|Ph.D Student||Goldshmid Revital|
|Subject||A 3D-Fibrinogen Based Microgel Suspension Culture System for|
hMSC Bioprocessing in Bioreactors
|Department||Department of Biotechnology||Supervisor||Professor Dror Seliktar|
The emerging approach to tissue therapy requires replacement of damaged cells with healthy multipotent stem cells, having the potential to differentiate into several mature cell types. The use of mesenchymal stem cells (MSCs) is a promising tool for regenerative stem cell therapy due to their ability to self-renew and their ability to differentiate into varied tissues. In order to direct cell fate, a 3D hydrogel microenvironment model can be applied. The interplay between the cells, the biomechanical attributes and the dynamic relationship between the physical and biochemical signals allows us to direct hMSC proliferation and differentiation and provides insights which will advance stem-cell-based clinical approaches for tissue regeneration.
In the present study, we integrated biological-synthetic polymer matrix and bioreactors for the development of a unique suspension cell culture system for 3D stem cell expansion. A fibrinogen based Polyethylene Glycol (PEG) hydrogel and fibrinogen based Pluronic F-127 were used to form a 3D niche for hMSC bioprocessing. We focused on developing a methodology for the encapsulation and cultivation of hMSCs in hydrogel biomaterials to be utilized as a routine, efficient, and scalable solution for hMSC bioprocessing.
Our 3D-PF and FF-127 micro-engineering model offers the versatility required to undertake the arduous task of developing 3D bioprocessing technologies for stem cells which affect the self-renewal, proliferation and morphology of MSCs using various blood derivatives and variable mechanical stiffnesses of 3D hydrogel micro-carriers for optimized MSCs expansion and differentiation.

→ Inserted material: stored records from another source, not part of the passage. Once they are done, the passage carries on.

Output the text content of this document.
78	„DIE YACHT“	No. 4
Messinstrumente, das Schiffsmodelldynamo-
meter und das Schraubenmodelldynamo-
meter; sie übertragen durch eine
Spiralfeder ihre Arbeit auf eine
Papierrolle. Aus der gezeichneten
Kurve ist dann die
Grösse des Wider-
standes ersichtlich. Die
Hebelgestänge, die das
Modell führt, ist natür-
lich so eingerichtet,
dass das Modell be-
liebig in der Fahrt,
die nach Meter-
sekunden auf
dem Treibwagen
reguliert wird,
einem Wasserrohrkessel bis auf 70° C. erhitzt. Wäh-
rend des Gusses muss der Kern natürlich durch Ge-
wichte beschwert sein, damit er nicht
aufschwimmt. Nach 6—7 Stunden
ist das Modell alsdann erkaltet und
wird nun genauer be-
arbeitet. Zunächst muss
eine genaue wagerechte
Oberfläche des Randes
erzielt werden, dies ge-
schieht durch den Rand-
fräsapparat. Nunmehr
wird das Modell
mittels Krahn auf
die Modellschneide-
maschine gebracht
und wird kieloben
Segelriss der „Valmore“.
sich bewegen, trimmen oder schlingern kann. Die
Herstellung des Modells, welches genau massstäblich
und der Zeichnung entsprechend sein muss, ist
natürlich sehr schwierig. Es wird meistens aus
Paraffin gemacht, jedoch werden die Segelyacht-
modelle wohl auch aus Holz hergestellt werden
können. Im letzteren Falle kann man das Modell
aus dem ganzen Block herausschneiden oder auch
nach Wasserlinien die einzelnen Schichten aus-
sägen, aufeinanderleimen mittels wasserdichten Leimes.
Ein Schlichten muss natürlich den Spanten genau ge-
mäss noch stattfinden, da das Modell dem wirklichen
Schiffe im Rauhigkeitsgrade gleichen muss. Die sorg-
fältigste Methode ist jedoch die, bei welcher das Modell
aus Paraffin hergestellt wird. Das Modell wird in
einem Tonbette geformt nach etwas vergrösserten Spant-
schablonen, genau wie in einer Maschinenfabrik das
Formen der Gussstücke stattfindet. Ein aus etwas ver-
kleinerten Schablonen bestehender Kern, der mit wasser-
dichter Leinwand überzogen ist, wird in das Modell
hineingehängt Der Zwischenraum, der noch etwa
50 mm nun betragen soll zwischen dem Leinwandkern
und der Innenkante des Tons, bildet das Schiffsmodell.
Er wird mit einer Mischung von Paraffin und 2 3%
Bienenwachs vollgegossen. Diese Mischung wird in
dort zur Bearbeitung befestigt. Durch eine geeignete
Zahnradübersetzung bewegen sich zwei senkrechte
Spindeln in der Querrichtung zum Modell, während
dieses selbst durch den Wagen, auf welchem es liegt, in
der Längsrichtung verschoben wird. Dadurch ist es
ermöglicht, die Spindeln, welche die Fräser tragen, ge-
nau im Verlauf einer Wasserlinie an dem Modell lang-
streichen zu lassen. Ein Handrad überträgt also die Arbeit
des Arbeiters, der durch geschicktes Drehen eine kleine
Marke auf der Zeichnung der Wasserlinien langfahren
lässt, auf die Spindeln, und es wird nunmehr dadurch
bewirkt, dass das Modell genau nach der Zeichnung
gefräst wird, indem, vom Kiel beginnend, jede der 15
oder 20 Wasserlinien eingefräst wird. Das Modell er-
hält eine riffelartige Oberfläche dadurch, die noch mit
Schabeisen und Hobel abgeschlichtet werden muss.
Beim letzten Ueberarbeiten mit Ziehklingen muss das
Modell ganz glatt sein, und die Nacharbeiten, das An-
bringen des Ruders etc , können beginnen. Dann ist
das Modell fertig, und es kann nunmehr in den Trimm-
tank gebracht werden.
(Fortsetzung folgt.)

Herein, we present a method for efficient propagation of hMSCs. We demonstrated a gradient expression of multipotency, proliferation and differentiation markers guided by variable mechanical stiffnesses, converging towards a specific pattern of mechanical control on MSCs fate. In addition, we determined that using Von Willebrand Factor, (a human blood derivate), elevates MSC proliferation, while fibronectin affects hMSC morphology. In addition to 3D-PF, we utilized thermos-responsive micro-carriers (FF-127), and demonstrated that the hMSCs’ viability, proliferation and cell recovery yields were shown to be higher than photo-chemically cross-linked over physical crosslinking micro-carriers made from a similar material.
As for the differentiation of hMSCs, the results suggest that modification of storage modulus (G') of the 3D-PF hydrogel enables direction of cell fate. Chondrogenesis of hMSCs has been shown to increase in correlation with an increase in the storage modulus (G'). Neurogenesis, on the other hand, requires a soft hydrogel environment and the myogenic potential of hMSCs was shown to increase in the mid-stiffed milieu. In addition, we improved cell recovery after encapsulation using physical encapsulation method with the FF-127.
This study has established a microgel suspension culture system for hMSCs bioprocessing using a direct correlation between hydrogel attributes, including: stiffness, adhesiveness, and addetives manipulating the hMSC fate in 3D. Moreover, it illustrates the significance of meticulous formulation and a modular approach when designing biosynthetic materials that could ultimately be optimized for hMSCs bioprocessing applications.